Characters aside, my biggest gripe with the movie was its narrative – the film felt shallow. Not only that, but every other superhero (Iron Man/Tony Stark, Captain America/Steve Rogers, Hulk/Bruce Banner, and Thor/Thor) had a serious beginning. With the guys, we had the opportunity to see their gritty origin story, and in follow-up films the characters were adapted to be more approachable – the best example would be Thor (2011) and Thor: Dark World (2013) compared the playful Thor: Ragnarok (2017). In the span of three movies, and many additional Marvel movies, we were introduced to a character who had the opportunity to be moulded and worked upon until one of the most anticipated movies of the year – Avengers: Endgame. Instead, we’ve been offered a premature version of Captain Marvel that has been characterised in an ill-fitting way. Can we really take her seriously if her own origin story is a predictable, overused narrative?

With only a couple weeks until Avengers: Endgame, we have to see how this flimsy version of a supposedly incredibly powerful female figure will translate into a movie which is likely to mark Marvel history. Instead, Captain Marvel felt like a weak stylistic imitation of Thor: Ragnarok, all while trying to stay true to Captain Marvel herself. We got answers to how Fury lost his eye and how the Tesseract ends up on Earth, but Danvers’ story felt rushed and unfinished. Even the unexpected use of Nirvana, or the movie’s obviously pointed theme of immigration and political commentary couldn’t quite save the film. If you haven’t noticed, I left the movie theatre quite disappointed.

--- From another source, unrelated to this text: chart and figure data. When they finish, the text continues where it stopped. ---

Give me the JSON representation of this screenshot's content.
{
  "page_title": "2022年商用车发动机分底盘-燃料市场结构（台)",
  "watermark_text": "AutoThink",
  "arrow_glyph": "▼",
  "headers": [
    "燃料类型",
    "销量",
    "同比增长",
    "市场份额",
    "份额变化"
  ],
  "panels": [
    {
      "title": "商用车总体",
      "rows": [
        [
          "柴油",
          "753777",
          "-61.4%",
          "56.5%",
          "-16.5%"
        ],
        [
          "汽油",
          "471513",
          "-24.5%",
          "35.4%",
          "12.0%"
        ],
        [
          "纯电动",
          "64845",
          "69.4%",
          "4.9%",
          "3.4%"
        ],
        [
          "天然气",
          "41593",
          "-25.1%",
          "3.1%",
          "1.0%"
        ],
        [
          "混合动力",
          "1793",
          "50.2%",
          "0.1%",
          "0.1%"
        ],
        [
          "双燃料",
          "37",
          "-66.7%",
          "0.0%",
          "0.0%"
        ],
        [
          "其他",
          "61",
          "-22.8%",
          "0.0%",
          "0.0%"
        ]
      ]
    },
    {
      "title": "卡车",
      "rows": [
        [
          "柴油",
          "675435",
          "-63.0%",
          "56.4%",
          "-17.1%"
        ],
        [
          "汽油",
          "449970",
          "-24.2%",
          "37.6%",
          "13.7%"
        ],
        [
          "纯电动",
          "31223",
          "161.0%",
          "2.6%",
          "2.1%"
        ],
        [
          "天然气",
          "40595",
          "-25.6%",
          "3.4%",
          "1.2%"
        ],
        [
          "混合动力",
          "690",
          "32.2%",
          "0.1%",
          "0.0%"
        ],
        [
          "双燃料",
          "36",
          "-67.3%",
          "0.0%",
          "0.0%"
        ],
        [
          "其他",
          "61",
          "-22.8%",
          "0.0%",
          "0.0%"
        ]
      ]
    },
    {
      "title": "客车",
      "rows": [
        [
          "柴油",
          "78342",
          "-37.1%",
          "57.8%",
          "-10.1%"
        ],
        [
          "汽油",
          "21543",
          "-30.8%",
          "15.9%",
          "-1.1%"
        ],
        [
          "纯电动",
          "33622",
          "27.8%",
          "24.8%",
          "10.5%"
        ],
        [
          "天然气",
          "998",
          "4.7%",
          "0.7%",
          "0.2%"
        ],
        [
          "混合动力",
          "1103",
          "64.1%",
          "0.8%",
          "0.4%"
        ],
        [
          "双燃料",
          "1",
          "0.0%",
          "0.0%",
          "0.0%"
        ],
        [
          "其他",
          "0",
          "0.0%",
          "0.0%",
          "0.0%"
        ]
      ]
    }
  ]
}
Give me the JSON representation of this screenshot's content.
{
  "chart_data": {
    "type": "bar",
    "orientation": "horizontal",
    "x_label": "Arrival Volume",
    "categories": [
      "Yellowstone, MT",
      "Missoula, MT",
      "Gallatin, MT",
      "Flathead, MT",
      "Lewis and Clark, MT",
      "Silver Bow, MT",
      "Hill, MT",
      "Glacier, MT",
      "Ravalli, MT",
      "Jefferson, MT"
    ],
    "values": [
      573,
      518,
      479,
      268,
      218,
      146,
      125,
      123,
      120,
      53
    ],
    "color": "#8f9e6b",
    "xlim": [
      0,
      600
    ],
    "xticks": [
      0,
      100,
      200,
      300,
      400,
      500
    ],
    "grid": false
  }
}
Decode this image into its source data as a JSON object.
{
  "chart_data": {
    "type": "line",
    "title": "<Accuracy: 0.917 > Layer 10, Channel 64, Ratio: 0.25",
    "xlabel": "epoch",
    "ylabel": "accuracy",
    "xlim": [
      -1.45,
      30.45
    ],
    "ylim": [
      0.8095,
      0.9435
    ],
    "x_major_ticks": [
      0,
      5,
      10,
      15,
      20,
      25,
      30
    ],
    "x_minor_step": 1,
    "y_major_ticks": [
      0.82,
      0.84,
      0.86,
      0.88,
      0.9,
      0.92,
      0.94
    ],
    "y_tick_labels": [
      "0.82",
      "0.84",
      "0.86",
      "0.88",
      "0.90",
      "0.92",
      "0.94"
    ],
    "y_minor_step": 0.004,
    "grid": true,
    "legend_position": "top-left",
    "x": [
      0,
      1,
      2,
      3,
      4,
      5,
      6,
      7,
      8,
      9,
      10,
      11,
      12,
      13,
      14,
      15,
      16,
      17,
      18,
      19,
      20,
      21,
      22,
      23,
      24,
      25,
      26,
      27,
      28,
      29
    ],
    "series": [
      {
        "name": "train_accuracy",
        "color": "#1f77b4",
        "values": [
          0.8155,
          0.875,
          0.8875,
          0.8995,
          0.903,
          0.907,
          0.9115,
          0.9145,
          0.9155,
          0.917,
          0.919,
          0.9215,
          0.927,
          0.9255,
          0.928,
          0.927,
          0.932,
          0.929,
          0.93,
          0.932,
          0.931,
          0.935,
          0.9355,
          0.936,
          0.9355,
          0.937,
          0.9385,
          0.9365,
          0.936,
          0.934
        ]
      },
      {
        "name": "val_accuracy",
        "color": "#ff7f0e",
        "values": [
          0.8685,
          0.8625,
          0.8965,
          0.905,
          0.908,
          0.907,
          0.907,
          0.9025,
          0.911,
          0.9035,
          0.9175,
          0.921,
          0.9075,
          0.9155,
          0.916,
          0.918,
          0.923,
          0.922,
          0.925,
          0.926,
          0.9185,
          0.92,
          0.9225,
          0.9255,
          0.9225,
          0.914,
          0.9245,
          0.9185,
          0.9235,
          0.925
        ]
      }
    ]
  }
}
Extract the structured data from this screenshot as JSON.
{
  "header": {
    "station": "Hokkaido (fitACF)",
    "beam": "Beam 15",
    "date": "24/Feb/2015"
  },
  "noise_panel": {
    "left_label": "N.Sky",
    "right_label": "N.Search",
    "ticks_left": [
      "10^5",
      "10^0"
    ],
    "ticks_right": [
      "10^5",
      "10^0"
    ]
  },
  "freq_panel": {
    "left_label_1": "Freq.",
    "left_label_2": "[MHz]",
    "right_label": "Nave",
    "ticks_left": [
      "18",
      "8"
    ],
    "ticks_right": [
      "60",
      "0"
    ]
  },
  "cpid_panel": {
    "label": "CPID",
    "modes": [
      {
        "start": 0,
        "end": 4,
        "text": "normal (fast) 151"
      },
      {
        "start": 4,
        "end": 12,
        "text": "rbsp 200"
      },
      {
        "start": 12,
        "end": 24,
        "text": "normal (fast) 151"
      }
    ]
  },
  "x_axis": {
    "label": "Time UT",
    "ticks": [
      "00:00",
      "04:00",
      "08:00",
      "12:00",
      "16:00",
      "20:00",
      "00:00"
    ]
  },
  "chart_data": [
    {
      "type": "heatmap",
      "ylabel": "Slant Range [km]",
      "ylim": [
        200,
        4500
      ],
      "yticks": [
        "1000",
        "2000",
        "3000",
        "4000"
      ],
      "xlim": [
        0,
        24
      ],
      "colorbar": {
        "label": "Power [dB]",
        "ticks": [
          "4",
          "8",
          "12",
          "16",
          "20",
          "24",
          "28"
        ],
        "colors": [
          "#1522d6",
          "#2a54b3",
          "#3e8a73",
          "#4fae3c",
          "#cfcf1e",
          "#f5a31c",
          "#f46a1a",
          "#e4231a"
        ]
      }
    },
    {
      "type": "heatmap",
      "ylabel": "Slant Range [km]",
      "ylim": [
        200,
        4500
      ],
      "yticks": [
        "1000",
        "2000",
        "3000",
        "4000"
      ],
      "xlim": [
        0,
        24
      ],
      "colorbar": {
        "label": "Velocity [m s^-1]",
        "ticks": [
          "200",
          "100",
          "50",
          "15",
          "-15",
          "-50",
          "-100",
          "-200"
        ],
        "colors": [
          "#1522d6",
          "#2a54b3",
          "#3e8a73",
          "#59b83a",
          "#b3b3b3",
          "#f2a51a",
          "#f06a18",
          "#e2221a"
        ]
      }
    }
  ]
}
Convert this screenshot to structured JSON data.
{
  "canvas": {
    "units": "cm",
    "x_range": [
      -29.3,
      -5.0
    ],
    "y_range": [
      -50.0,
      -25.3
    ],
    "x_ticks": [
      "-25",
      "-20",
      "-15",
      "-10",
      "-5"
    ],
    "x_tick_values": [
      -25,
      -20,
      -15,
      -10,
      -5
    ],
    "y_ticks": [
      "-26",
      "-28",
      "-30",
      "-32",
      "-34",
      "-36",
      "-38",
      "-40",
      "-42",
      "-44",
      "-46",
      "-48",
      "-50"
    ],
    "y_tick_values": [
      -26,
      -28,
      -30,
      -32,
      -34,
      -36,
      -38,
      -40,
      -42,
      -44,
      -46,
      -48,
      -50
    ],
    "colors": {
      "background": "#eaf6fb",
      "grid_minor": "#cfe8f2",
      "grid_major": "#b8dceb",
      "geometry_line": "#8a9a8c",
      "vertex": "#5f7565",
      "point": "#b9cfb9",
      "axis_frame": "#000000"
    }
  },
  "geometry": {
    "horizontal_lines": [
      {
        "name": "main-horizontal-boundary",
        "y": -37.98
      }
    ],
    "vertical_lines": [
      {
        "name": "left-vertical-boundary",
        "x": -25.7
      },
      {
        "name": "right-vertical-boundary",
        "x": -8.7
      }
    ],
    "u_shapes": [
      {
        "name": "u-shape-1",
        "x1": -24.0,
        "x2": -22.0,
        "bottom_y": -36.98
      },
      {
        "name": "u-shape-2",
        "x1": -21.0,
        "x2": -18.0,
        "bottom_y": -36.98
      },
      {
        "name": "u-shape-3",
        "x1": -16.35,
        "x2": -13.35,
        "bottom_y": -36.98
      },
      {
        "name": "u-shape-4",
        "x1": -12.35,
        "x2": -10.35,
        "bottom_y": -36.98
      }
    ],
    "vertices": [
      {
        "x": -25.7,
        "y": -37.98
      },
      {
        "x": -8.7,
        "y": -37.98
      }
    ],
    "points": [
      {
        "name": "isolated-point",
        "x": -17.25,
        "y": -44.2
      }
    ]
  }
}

Despite everything, Captain Marvel still marks a moment of change. Brie Larson did a brilliant job of becoming the character and embodied some good old-fashioned girl power, but the film itself didn’t quite tick all the boxes. Captain Marvel was the hero we wanted, but Marvel didn’t deliver the debut she deserved. Between the challenging scene pacing, stiff on-screen moments, and, at times, questionable screenwriting, the film came across as a half-baked origin story that just about holds your attention. The only thing I’m confident about is the film made me want to buy a leather jacket. The cast deserved better and so did Carol Danvers.